Similarly, foreign companies will need to be a reporting company if they are a corporation, limited liability company, or other entity formed under the law of a foreign country, and they are registered to do business in any state or tribal jurisdiction.
While this seems straightforward, given that each state has its own rules regarding what business forms are recognized in the state, expect some initial uncertainty when it comes to exactly which companies are included in the CTA. And there will be discrepancies depending on where companies are located.
On the other hand, there are 23 categories of organizations that will be exempt from the reporting requirement. These include:
- Highly regulated entities (e.g., banks, charitable trusts)
- Large operational companies maintaining a physical presence in the U.S.
- Dormant companies (whose closure was on or before January 1, 2020)
- Some entities owned or controlled by another entity exempt from the reporting requirement
- Additional categories at the Secretary of the Treasury's request
What Reporting Will Likely Require
Under the proposed rule, the CTA will require companies to identify their beneficial owners. The CTA defines a “beneficial owner” to be any individual who
(1) exercises substantial control over a reporting company or
(2) owns or controls at least 25 percent of the ownership interests of a reporting company
FinCEN has a broad interpretation of the “substantial control” provision in mind. Its stated goal is to “capture anyone who is able to make significant decisions on behalf of the entity. FinCEN's approach is designed to close loopholes that would allow corporate structuring that obscures owners or decision-makers. This is crucial to unmasking shell companies.”
Individuals who do not need to be included in the report are:
- nominees, intermediaries, custodians, and agents acting on behalf of another individual
- individuals acting solely as employees
- individuals with a future interest through a right of inheritance
Impact of Reporting
Once a report is filed, it can be accessed by U.S. federal, state, and local law enforcement and regulatory agencies (although some will need court approval before being able to pull the records). Companies will also be able to authorize financial institutions to access the records. The public will not be able to access the records, and there's a steep penalty of up to $250,000 or prison for the unauthorized dissemination of the filings.

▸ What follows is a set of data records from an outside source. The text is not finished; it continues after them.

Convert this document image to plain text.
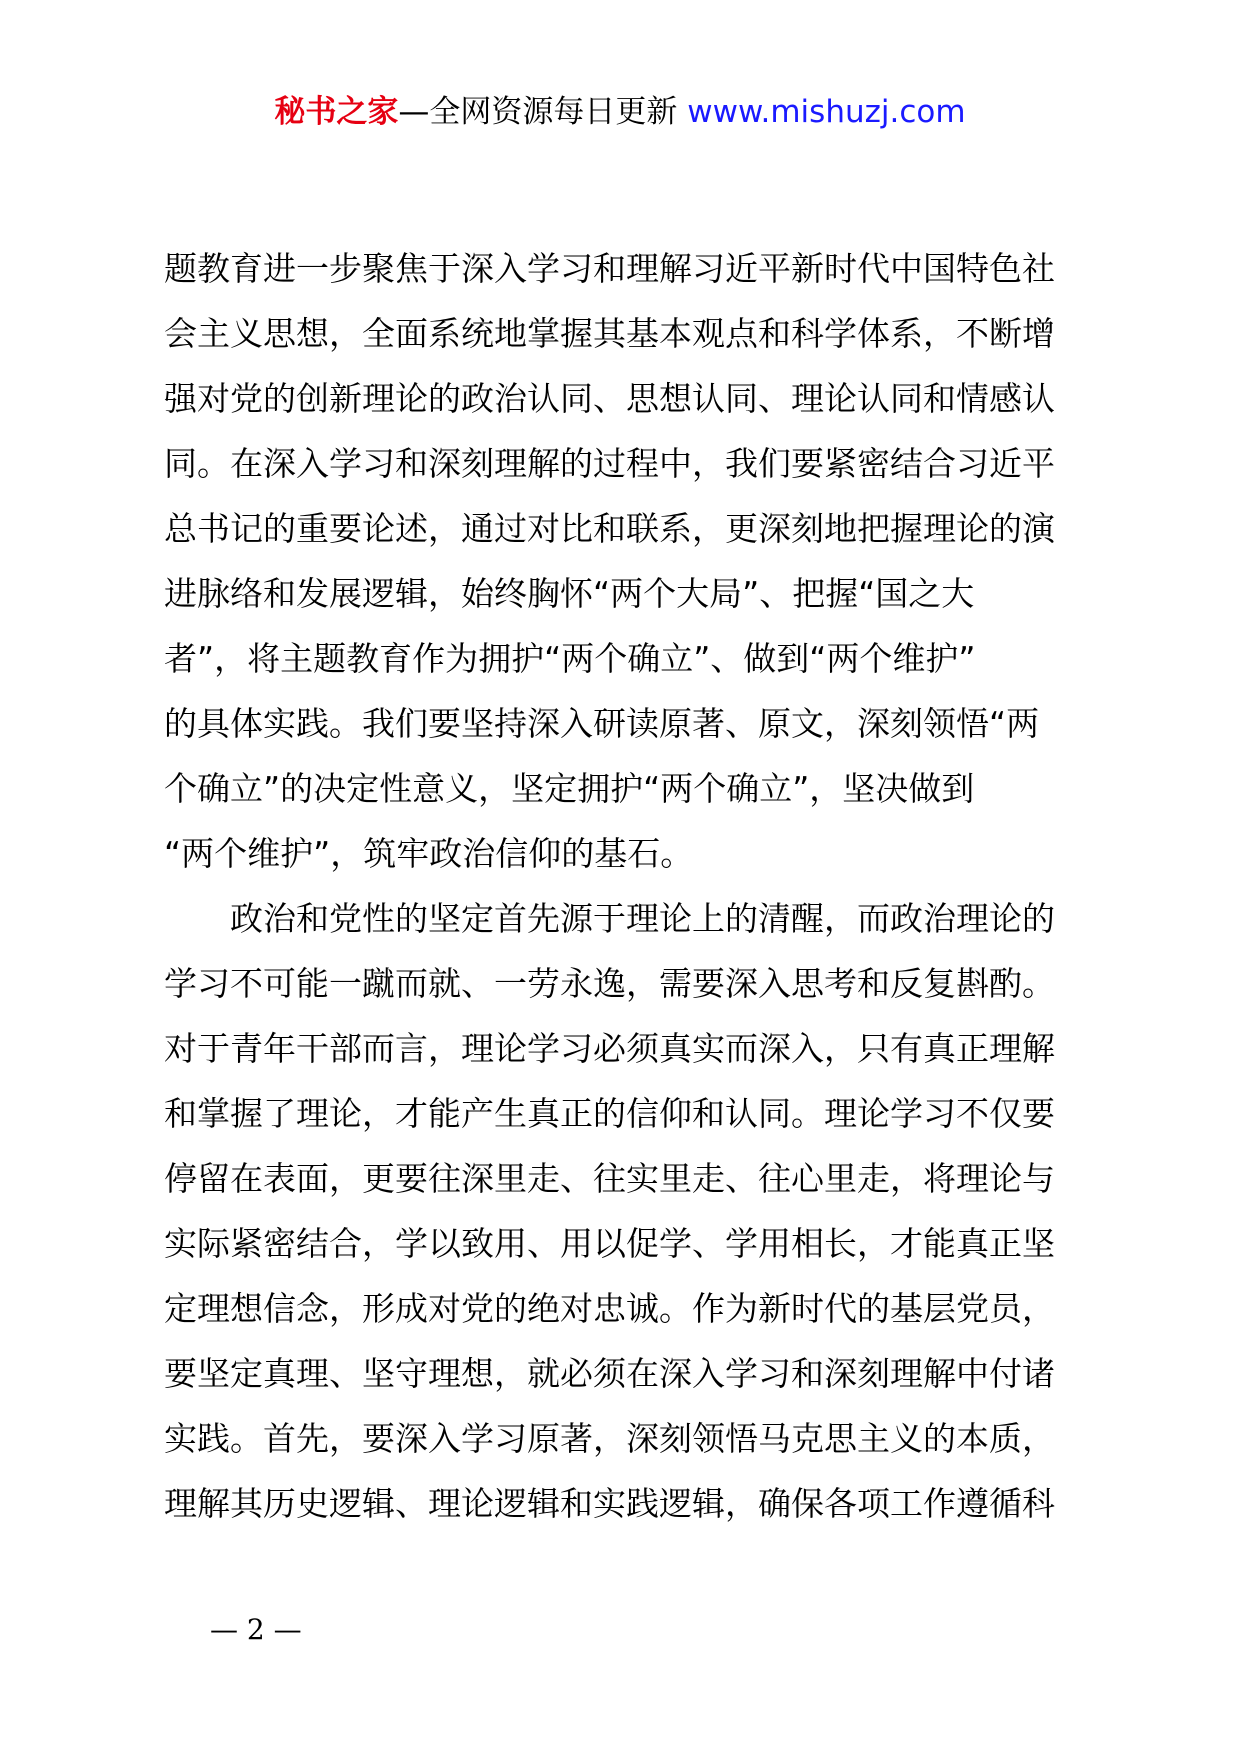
秘书之家—全网资源每日更新 www.mishuzj.com
题教育进一步聚焦于深入学习和理解习近平新时代中国特色社
会主义思想，全面系统地掌握其基本观点和科学体系，不断增
强对党的创新理论的政治认同、思想认同、理论认同和情感认
同。在深入学习和深刻理解的过程中，我们要紧密结合习近平
总书记的重要论述，通过对比和联系，更深刻地把握理论的演
进脉络和发展逻辑，始终胸怀“两个大局”、把握“国之大
者”，将主题教育作为拥护“两个确立”、做到“两个维护”
的具体实践。我们要坚持深入研读原著、原文，深刻领悟“两
个确立”的决定性意义，坚定拥护“两个确立”，坚决做到
“两个维护”，筑牢政治信仰的基石。
　　政治和党性的坚定首先源于理论上的清醒，而政治理论的
学习不可能一蹴而就、一劳永逸，需要深入思考和反复斟酌。
对于青年干部而言，理论学习必须真实而深入，只有真正理解
和掌握了理论，才能产生真正的信仰和认同。理论学习不仅要
停留在表面，更要往深里走、往实里走、往心里走，将理论与
实际紧密结合，学以致用、用以促学、学用相长，才能真正坚
定理想信念，形成对党的绝对忠诚。作为新时代的基层党员，
要坚定真理、坚守理想，就必须在深入学习和深刻理解中付诸
实践。首先，要深入学习原著，深刻领悟马克思主义的本质，
理解其历史逻辑、理论逻辑和实践逻辑，确保各项工作遵循科
— 2 —
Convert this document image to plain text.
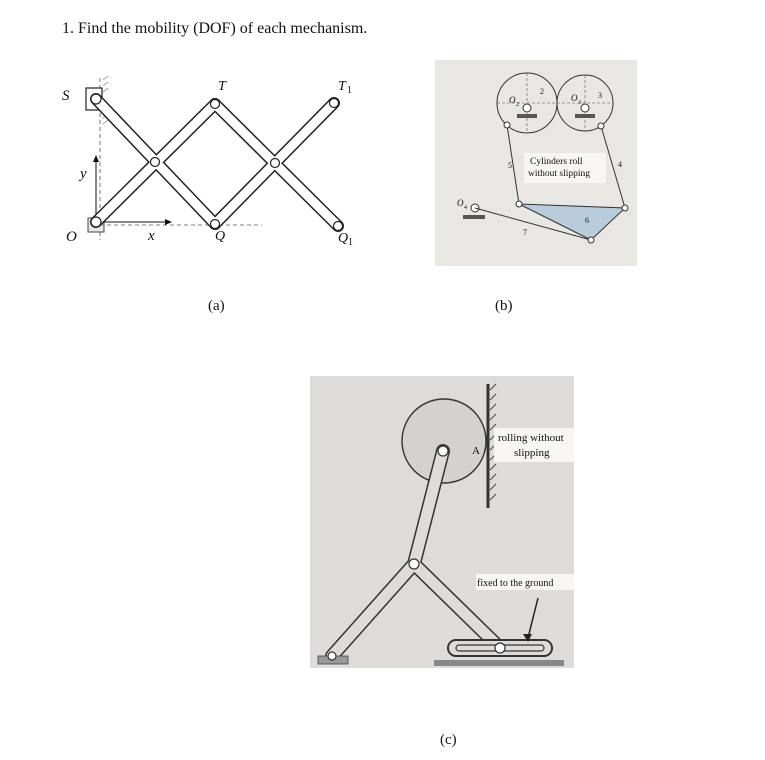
1. Find the mobility (DOF) of each mechanism.
S
T	T 1
y
O	x	Q	Q 1
Cylinders roll
without slipping
O 2
O 3
O 4
2	3
4
5
6
7
rolling without
slipping
A
fixed to the ground
(a)	(b)
(c)
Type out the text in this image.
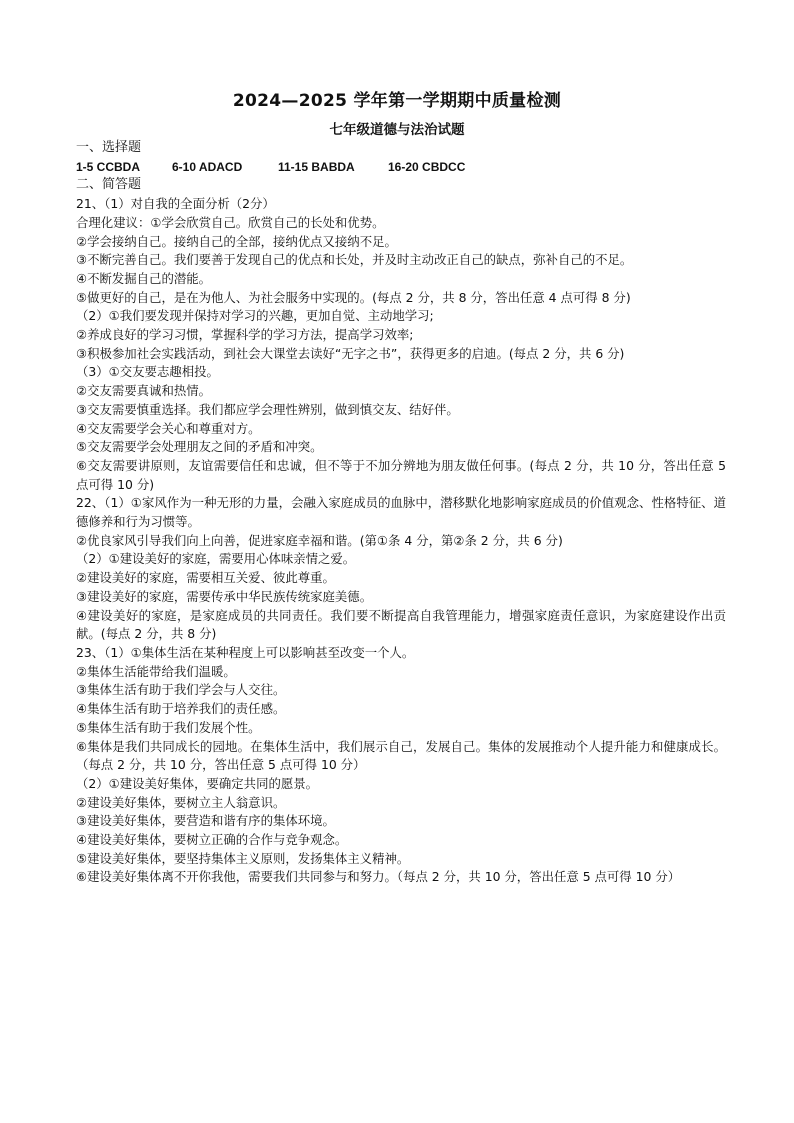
2024—2025 学年第一学期期中质量检测
七年级道德与法治试题
一、选择题
1-5 CCBDA	6-10 ADACD	11-15 BABDA	16-20 CBDCC
二、简答题
21、（1）对自我的全面分析（2分）
合理化建议：①学会欣赏自己。欣赏自己的长处和优势。
②学会接纳自己。接纳自己的全部，接纳优点又接纳不足。
③不断完善自己。我们要善于发现自己的优点和长处，并及时主动改正自己的缺点，弥补自己的不足。
④不断发掘自己的潜能。
⑤做更好的自己，是在为他人、为社会服务中实现的。(每点 2 分，共 8 分，答出任意 4 点可得 8 分)
（2）①我们要发现并保持对学习的兴趣，更加自觉、主动地学习;
②养成良好的学习习惯，掌握科学的学习方法，提高学习效率;
③积极参加社会实践活动，到社会大课堂去读好“无字之书”，获得更多的启迪。(每点 2 分，共 6 分)
（3）①交友要志趣相投。
②交友需要真诚和热情。
③交友需要慎重选择。我们都应学会理性辨别，做到慎交友、结好伴。
④交友需要学会关心和尊重对方。
⑤交友需要学会处理朋友之间的矛盾和冲突。
⑥交友需要讲原则，友谊需要信任和忠诚，但不等于不加分辨地为朋友做任何事。(每点 2 分，共 10 分，答出任意 5 点可得 10 分)
22、（1）①家风作为一种无形的力量，会融入家庭成员的血脉中，潜移默化地影响家庭成员的价值观念、性格特征、道德修养和行为习惯等。
②优良家风引导我们向上向善，促进家庭幸福和谐。(第①条 4 分，第②条 2 分，共 6 分)
（2）①建设美好的家庭，需要用心体味亲情之爱。
②建设美好的家庭，需要相互关爱、彼此尊重。
③建设美好的家庭，需要传承中华民族传统家庭美德。
④建设美好的家庭，是家庭成员的共同责任。我们要不断提高自我管理能力，增强家庭责任意识，为家庭建设作出贡献。(每点 2 分，共 8 分)
23、（1）①集体生活在某种程度上可以影响甚至改变一个人。
②集体生活能带给我们温暖。
③集体生活有助于我们学会与人交往。
④集体生活有助于培养我们的责任感。
⑤集体生活有助于我们发展个性。
⑥集体是我们共同成长的园地。在集体生活中，我们展示自己，发展自己。集体的发展推动个人提升能力和健康成长。（每点 2 分，共 10 分，答出任意 5 点可得 10 分）
（2）①建设美好集体，要确定共同的愿景。
②建设美好集体，要树立主人翁意识。
③建设美好集体，要营造和谐有序的集体环境。
④建设美好集体，要树立正确的合作与竞争观念。
⑤建设美好集体，要坚持集体主义原则，发扬集体主义精神。
⑥建设美好集体离不开你我他，需要我们共同参与和努力。（每点 2 分，共 10 分，答出任意 5 点可得 10 分）
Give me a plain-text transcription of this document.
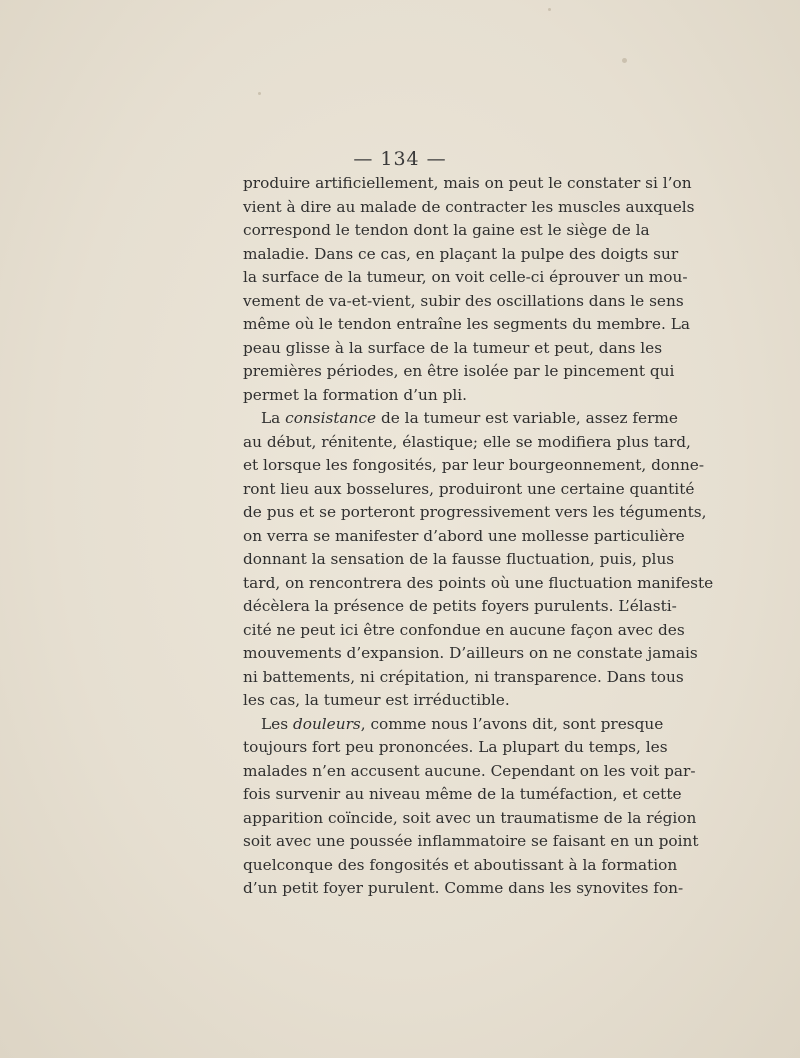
— 134 —
produire artificiellement, mais on peut le constater si l’on
vient à dire au malade de contracter les muscles auxquels
correspond le tendon dont la gaine est le siège de la
maladie. Dans ce cas, en plaçant la pulpe des doigts sur
la surface de la tumeur, on voit celle-ci éprouver un mou-
vement de va-et-vient, subir des oscillations dans le sens
même où le tendon entraîne les segments du membre. La
peau glisse à la surface de la tumeur et peut, dans les
premières périodes, en être isolée par le pincement qui
permet la formation d’un pli.
La consistance de la tumeur est variable, assez ferme
au début, rénitente, élastique; elle se modifiera plus tard,
et lorsque les fongosités, par leur bourgeonnement, donne-
ront lieu aux bosselures, produiront une certaine quantité
de pus et se porteront progressivement vers les téguments,
on verra se manifester d’abord une mollesse particulière
donnant la sensation de la fausse fluctuation, puis, plus
tard, on rencontrera des points où une fluctuation manifeste
décèlera la présence de petits foyers purulents. L’élasti-
cité ne peut ici être confondue en aucune façon avec des
mouvements d’expansion. D’ailleurs on ne constate jamais
ni battements, ni crépitation, ni transparence. Dans tous
les cas, la tumeur est irréductible.
Les douleurs, comme nous l’avons dit, sont presque
toujours fort peu prononcées. La plupart du temps, les
malades n’en accusent aucune. Cependant on les voit par-
fois survenir au niveau même de la tuméfaction, et cette
apparition coïncide, soit avec un traumatisme de la région
soit avec une poussée inflammatoire se faisant en un point
quelconque des fongosités et aboutissant à la formation
d’un petit foyer purulent. Comme dans les synovites fon-
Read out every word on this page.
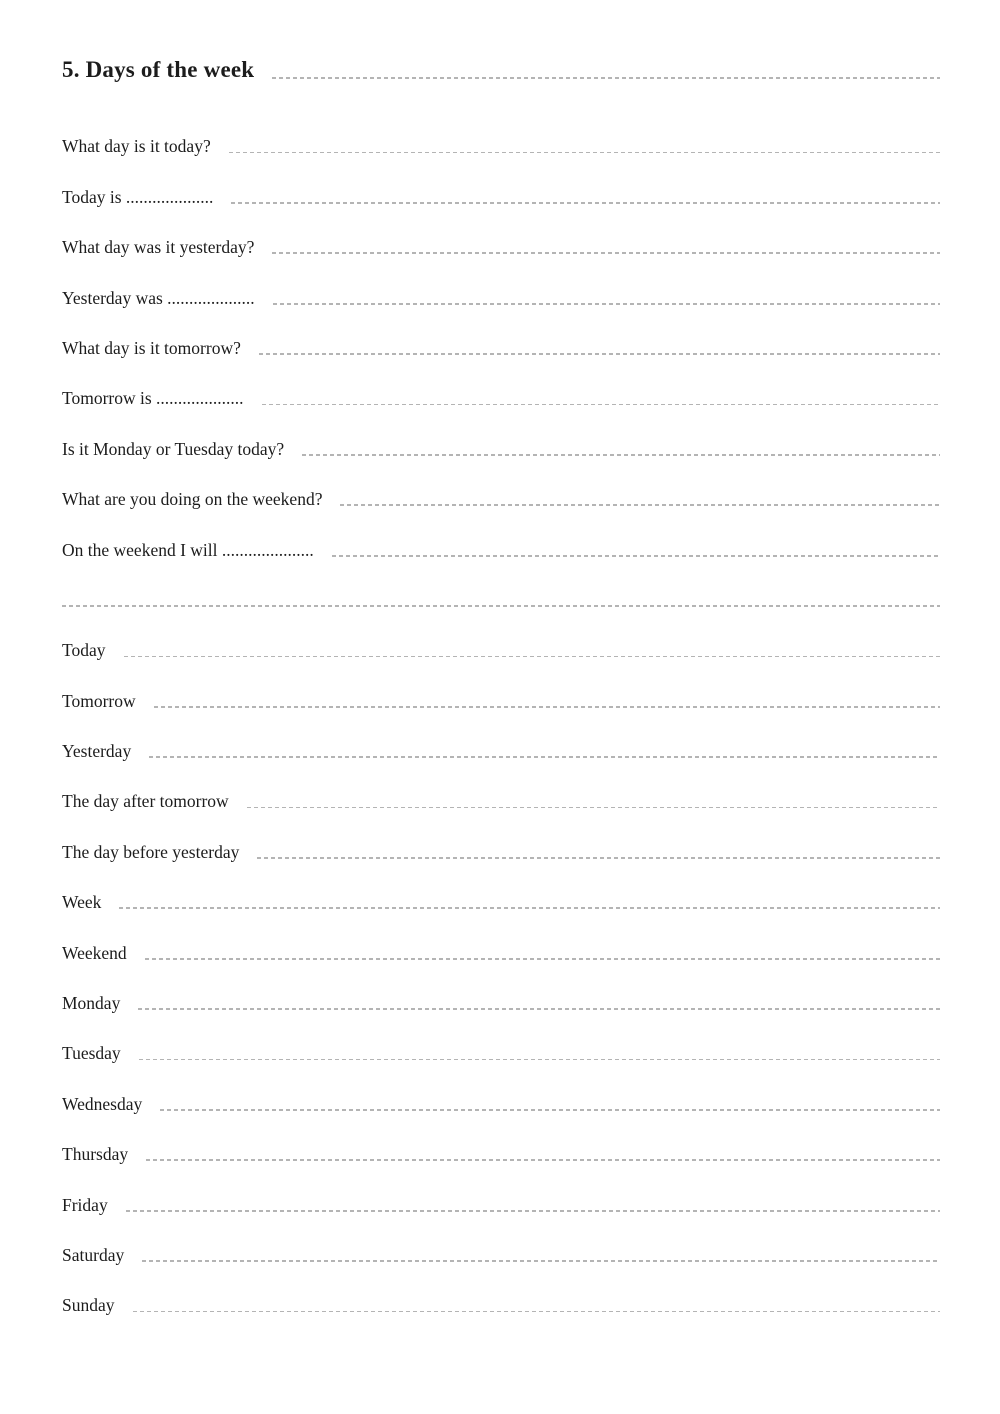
5. Days of the week
What day is it today?
Today is ....................
What day was it yesterday?
Yesterday was ....................
What day is it tomorrow?
Tomorrow is ....................
Is it Monday or Tuesday today?
What are you doing on the weekend?
On the weekend I will .....................
Today
Tomorrow
Yesterday
The day after tomorrow
The day before yesterday
Week
Weekend
Monday
Tuesday
Wednesday
Thursday
Friday
Saturday
Sunday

If individuals fail to file a report, fail to update the report, or include fraudulent information may face a fine of up to $10,000 and two years in prison. (From the FinCEN's proposed rules, we anticipate that new entities will need to file their disclosure within 14 days of an initial filing. Existing companies will need to file within a year after the regulations' final authorization.)
Again, this is an overview of what the FinCEN has proposed, but there's no doubt that there will be changes in the policy before it is finalized. And there's likely to be litigation over provisions in the years to come.
Still, it's much better to start this process now—before you're racing the other millions of businesses trying to figure out how to comply with these requirements.